Short-interfering RNA to reduce heparan sulfate in Sanfilippo B syndrome

Awardee: Patricia Dickson

Institution: Washington University in St. Louis

Grant Amount: $60,000

Funding Period: February 1, 2025 - January 31, 2026

Summary:

This is a proposal to use ribonucleic acid (RNA) interference to reduce the production of heparan sulfate in the brain for Sanfilippo syndrome. Substrate reduction therapy aims to reduce the amount of substrate, or material, that cannot be broken down by the body. In Sanfilippo, the substrate is heparan sulfate. Heparan sulfate is made by dedicated proteins that help assemble the molecule (biosynthesis). We aim to inhibit three genes that are involved in heparan sulfate production (Exostosin1 (EXT 1), Exostosin 2 (EXT2), and N-Deacetylase And N-Sulfotransferase 2 (NDST2)).
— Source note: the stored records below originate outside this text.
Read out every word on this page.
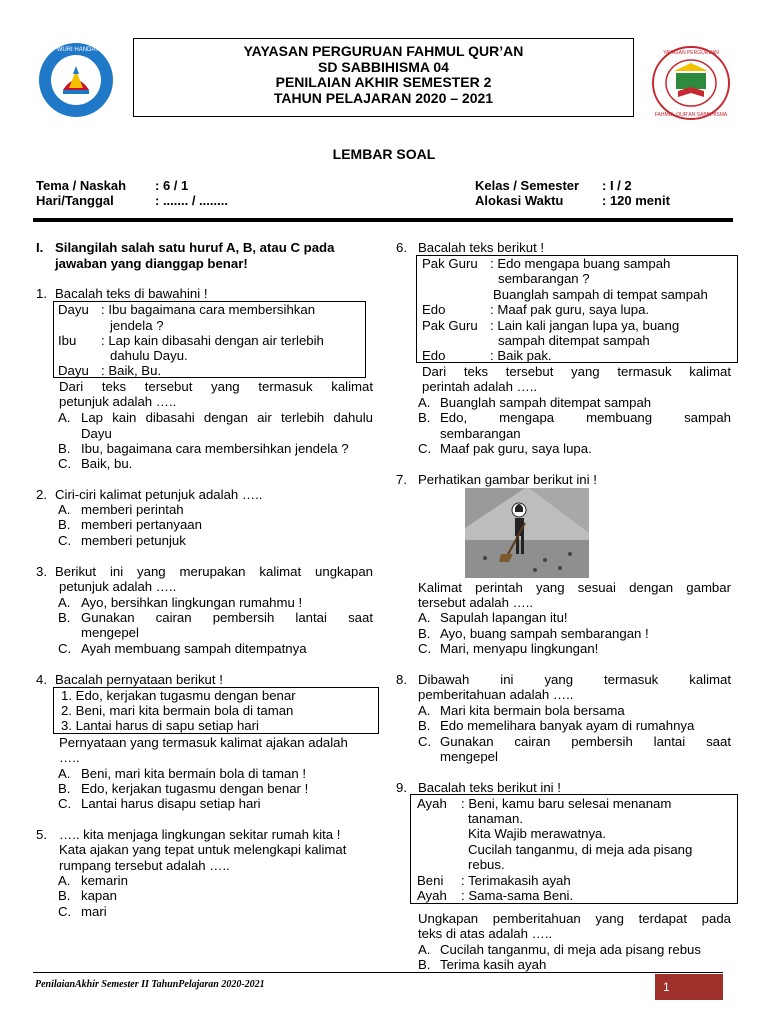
TUT WURI HANDAYANI	YAYASAN PERGURUAN
FAHMUL QUR'AN SABBIHISMA
YAYASAN PERGURUAN FAHMUL QUR’AN
SD SABBIHISMA 04
PENILAIAN AKHIR SEMESTER 2
TAHUN PELAJARAN 2020 – 2021
LEMBAR SOAL
Tema / Naskah : 6 / 1
Hari/Tanggal	: ....... / ........
Kelas / Semester : I / 2
Alokasi Waktu	: 120 menit
I. Silangilah salah satu huruf A, B, atau C pada
jawaban yang dianggap benar!
1. Bacalah teks di bawahini !
Dayu : Ibu bagaimana cara membersihkan
jendela ?
Ibu : Lap kain dibasahi dengan air terlebih
dahulu Dayu.
Dayu : Baik, Bu.
Dari teks tersebut yang termasuk kalimat
petunjuk adalah …..
A. Lap kain dibasahi dengan air terlebih dahulu
Dayu
B. Ibu, bagaimana cara membersihkan jendela ?
C. Baik, bu.
2. Ciri-ciri kalimat petunjuk adalah …..
A. memberi perintah
B. memberi pertanyaan
C. memberi petunjuk
3. Berikut ini yang merupakan kalimat ungkapan
petunjuk adalah …..
A. Ayo, bersihkan lingkungan rumahmu !
B. Gunakan cairan pembersih lantai saat
mengepel
C. Ayah membuang sampah ditempatnya
4. Bacalah pernyataan berikut !
1. Edo, kerjakan tugasmu dengan benar
2. Beni, mari kita bermain bola di taman
3. Lantai harus di sapu setiap hari
Pernyataan yang termasuk kalimat ajakan adalah
…..
A. Beni, mari kita bermain bola di taman !
B. Edo, kerjakan tugasmu dengan benar !
C. Lantai harus disapu setiap hari
5. ….. kita menjaga lingkungan sekitar rumah kita !
Kata ajakan yang tepat untuk melengkapi kalimat
rumpang tersebut adalah …..
A. kemarin
B. kapan
C. mari
6. Bacalah teks berikut !
Pak Guru : Edo mengapa buang sampah
sembarangan ?
Buanglah sampah di tempat sampah
Edo	: Maaf pak guru, saya lupa.
Pak Guru : Lain kali jangan lupa ya, buang
sampah ditempat sampah
Edo	: Baik pak.
Dari teks tersebut yang termasuk kalimat
perintah adalah …..
A. Buanglah sampah ditempat sampah
B. Edo, mengapa membuang sampah
sembarangan
C. Maaf pak guru, saya lupa.
7. Perhatikan gambar berikut ini !
Kalimat perintah yang sesuai dengan gambar
tersebut adalah …..
A. Sapulah lapangan itu!
B. Ayo, buang sampah sembarangan !
C. Mari, menyapu lingkungan!
8. Dibawah ini yang termasuk kalimat
pemberitahuan adalah …..
A. Mari kita bermain bola bersama
B. Edo memelihara banyak ayam di rumahnya
C. Gunakan cairan pembersih lantai saat
mengepel
9. Bacalah teks berikut ini !
Ayah : Beni, kamu baru selesai menanam
tanaman.
Kita Wajib merawatnya.
Cucilah tanganmu, di meja ada pisang
rebus.
Beni : Terimakasih ayah
Ayah : Sama-sama Beni.
Ungkapan pemberitahuan yang terdapat pada
teks di atas adalah …..
A. Cucilah tanganmu, di meja ada pisang rebus
B. Terima kasih ayah
PenilaianAkhir Semester II TahunPelajaran 2020-2021	1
Our initial tests show that we can turn down the production of these genes and that doing so reduces the amount of heparan sulfate in the brain. Here, we propose to determine the most effective combination of RNA to reduce heparan sulfate in the brains of mice with Sanfilippo B syndrome. We then plan to study the effects of substrate reduction therapy using this RNA approach on behavior, pathology, and heparan sulfate levels long term. If successful, this approach could be applied to all Sanfilippo types and to other mucopolysaccharidoses (MPS) in which heparan sulfate accumulates in excess.